Russia has begun moving helicopters and other equipment to a new Syrian base on the Turkish border, state TV reported on Thursday, weeks after US forces left the area.
Two Mi-35 attack helicopters and a transport helicopter were moved from the Hmeimim base on the Mediterranean to Qamishli airport in northeastern Syria, reported Zvezda television, which is run by the defense ministry.
Earlier reports suggested Russia had been negotiating a long-term lease of Qamishli airport, which is about 500 kilometers (310 miles) to the north-east of Hmeimim.
The civilian airport outside Kurdish-controlled Qamishli has been under the control of Syrian regime throughout the conflict.
Russia also sent on-ground support, fuel and a meteorological service to Qamishli and has 10 vehicles on the ground to "ensure continuous flights, safety of the helicopters and the defense of this territory," air force official Timur Khodzhayev told the channel.
"The main goal is to ensure calm," he said.
The new base is protected by Russia's Pantsir missile system and the landing area is encircled by military police, according to the channel.

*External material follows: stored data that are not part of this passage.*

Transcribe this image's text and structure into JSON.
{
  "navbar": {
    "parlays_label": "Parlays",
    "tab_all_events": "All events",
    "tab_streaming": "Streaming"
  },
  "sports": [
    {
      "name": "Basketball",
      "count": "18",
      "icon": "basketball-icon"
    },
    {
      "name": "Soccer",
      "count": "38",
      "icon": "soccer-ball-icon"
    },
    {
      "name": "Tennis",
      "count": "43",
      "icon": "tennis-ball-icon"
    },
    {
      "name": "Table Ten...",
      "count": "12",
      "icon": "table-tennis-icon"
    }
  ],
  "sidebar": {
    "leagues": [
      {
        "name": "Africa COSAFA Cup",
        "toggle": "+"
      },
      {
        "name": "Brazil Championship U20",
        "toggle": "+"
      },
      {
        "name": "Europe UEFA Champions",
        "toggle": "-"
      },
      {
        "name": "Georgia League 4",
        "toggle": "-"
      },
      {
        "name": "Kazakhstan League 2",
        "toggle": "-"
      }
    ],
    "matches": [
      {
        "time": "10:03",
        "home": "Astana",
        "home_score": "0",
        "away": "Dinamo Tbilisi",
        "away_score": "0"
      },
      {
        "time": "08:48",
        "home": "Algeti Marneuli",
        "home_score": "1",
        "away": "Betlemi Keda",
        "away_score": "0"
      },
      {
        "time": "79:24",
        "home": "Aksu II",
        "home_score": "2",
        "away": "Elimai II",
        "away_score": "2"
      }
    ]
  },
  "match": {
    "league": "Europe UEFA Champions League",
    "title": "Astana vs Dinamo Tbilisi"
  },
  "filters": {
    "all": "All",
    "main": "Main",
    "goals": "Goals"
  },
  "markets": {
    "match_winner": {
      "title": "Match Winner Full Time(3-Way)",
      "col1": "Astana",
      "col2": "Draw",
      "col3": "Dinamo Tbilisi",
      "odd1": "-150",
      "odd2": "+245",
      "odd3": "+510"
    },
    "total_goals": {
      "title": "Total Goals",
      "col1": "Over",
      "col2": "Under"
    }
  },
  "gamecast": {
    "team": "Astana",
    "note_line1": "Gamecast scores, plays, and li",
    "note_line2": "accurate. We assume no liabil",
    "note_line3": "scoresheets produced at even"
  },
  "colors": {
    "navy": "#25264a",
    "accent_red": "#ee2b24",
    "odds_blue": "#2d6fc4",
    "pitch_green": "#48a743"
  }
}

Russia's military is expanding into northeastern Syria following the withdrawal of US forces ordered by President Donald Trump last month, which triggered a Turkish invasion into the Kurdish-populated territory.
The Turks and Russians have since agreed to launch joint patrols in the area to ensure Kurdish-led forces withdraw from the zone near the Turkish border, which includes Qamishli.
The US previously backed the Kurdish-led Syrian Democratic Forces (SDF) in their fight against ISIS.
Earlier this month the US military met Kurdish officials outside Qamishli, and a source who took part in one of the meetings told AFP that US forces wanted to return to the area.
AFP correspondents also saw a US convoy in a village east of Qamishli on Wednesday.
Pro-Kremlin media has been reporting since late October -- with visible satisfaction -- that Russian forces are moving into areas where American flags once flew.
"We should more actively occupy their bases so that they have nothing to come back to," tweeted defense correspondent Alexander Kots of Komsomolskaya Pravda tabloid.